Düşüş Değil İniş Öldürür: Hollywood Fiziği

Sherlock dizisindeki meşhur repliklerden biriydi:

"It's not the fall that kills you, it's the landing"
(Seni öldüren düşüş değil, yere iniştir)


Aslında diyalog akışı içinde manasız ama kulağa zekice geliyor, özellikle de orjinal hikaye The Final Problem'a gönderme yaptıkları için (o hikayenin sonunda Holmes ve Moriarty, Reichenbach Şelalesine düşüyorlardı, yani falling into Reichenbach Falls).

Fakat bu replik, Sherlock'tan çok önce, süperkahraman filmlerinin vazgeçilmez fizik kuralı haline gelmişti: Ne kadar yüksekten düşersen düş, yere inmediğin sürece hayatta kalırsın.

Mesela şu klasik Superman sahnesi:

15-20 kat düşen hanımkızımız havadayken yakalandığı için sorun yok. Üstlerine bir de helikopter düşüyor, yere değse paramparça olacak, ama Superman'e değdiği için hasar almadan duruyor. Sanırım Superman aslen bir sigorta hasar uzmanı, ödemeleri azaltmak için her şeyi havada tutmaya çalışıyor. Clark Kent'miş gibi yapan Superman'miş gibi yapan sigortacı.

Hadi belki onun için "havada yavaş yavaş kızını kesti" denilebilir. Ironman ise burada yüksekten düşme kavramına boyut atlatmış, resmen başka boyuttan düşüyor ama tam yere çarpacakken, Hulk imdada yetişiyor. 

Sinema tarihinin en korkulan kötü adamı, beton zemin olsa gerek (Betonze Man?). Halbuki sorun ne düşüş, ne de yere iniş. Doğrusunu Douglas Adams söylemiş:

"It's not the fall that kills you; it's the sudden stop at the end".
(Ölümcül olan düşüş değil, sondaki ani duruştur)


Daha da doğrusu, sizi öldüren, kinetik enerjinin bir anda vücut tarafından emilmesi. Bir binadan atladıktan sadece 1 saniye sonra Usain Bolt'un hızına ulaşıyorsunuz, 4 saniye içinde de 140 km/s hıza (yaklaşık 25 kat düştükten sonra). Usain Bolt olarak yere çakılmakla, hızlı bir araba olarak yere çakılmak arasındaki o 3 saniye, 16 kat enerji farkı demek.

Nereye gidecek bu enerji? Bir kısmı betonu, bir kısmı da kemiklerimizi kırmaya (ısıya, sese, hatta çok az da olsa ışığa dönüşüp kaybolan kısmını umursamayalım şimdilik).

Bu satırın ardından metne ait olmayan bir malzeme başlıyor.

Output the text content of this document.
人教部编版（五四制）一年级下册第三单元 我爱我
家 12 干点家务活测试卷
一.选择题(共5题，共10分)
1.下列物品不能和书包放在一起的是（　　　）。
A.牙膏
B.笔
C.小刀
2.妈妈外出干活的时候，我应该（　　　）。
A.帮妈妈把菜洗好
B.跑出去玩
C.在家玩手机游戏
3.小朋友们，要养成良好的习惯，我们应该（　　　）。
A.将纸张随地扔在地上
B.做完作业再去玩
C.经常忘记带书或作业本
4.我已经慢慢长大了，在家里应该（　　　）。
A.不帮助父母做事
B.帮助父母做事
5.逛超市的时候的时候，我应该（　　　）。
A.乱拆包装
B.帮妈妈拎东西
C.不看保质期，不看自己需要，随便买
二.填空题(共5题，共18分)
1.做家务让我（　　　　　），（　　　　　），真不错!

Bizi bir anda durduran şeyin beton zemin olmasıyla, Hulk olması arasında bir fark yok. Aslında Hulk veya Superman betondan da kötüler çünkü deforme olmuyorlar, enerjinin tümü "kurtardıkları" insanın atomları arasındaki kimyasal bağları kırmaya gidiyor.

***

Aynı şeyi yatak olarak yapan Quicksilver bunlardan da beter: Sizi iki kere öldürüyor...


"Kurtarılan" o insanlara o tren çarpsaydı daha iyiydi. Orta hızda giden bir tren onlara dokunup ittireceğine, yüksek hızda giden bir aptal tarafından ittiriliyorlar. O an ölmeyenler de yavaşlarken ölecekler, travma aynı.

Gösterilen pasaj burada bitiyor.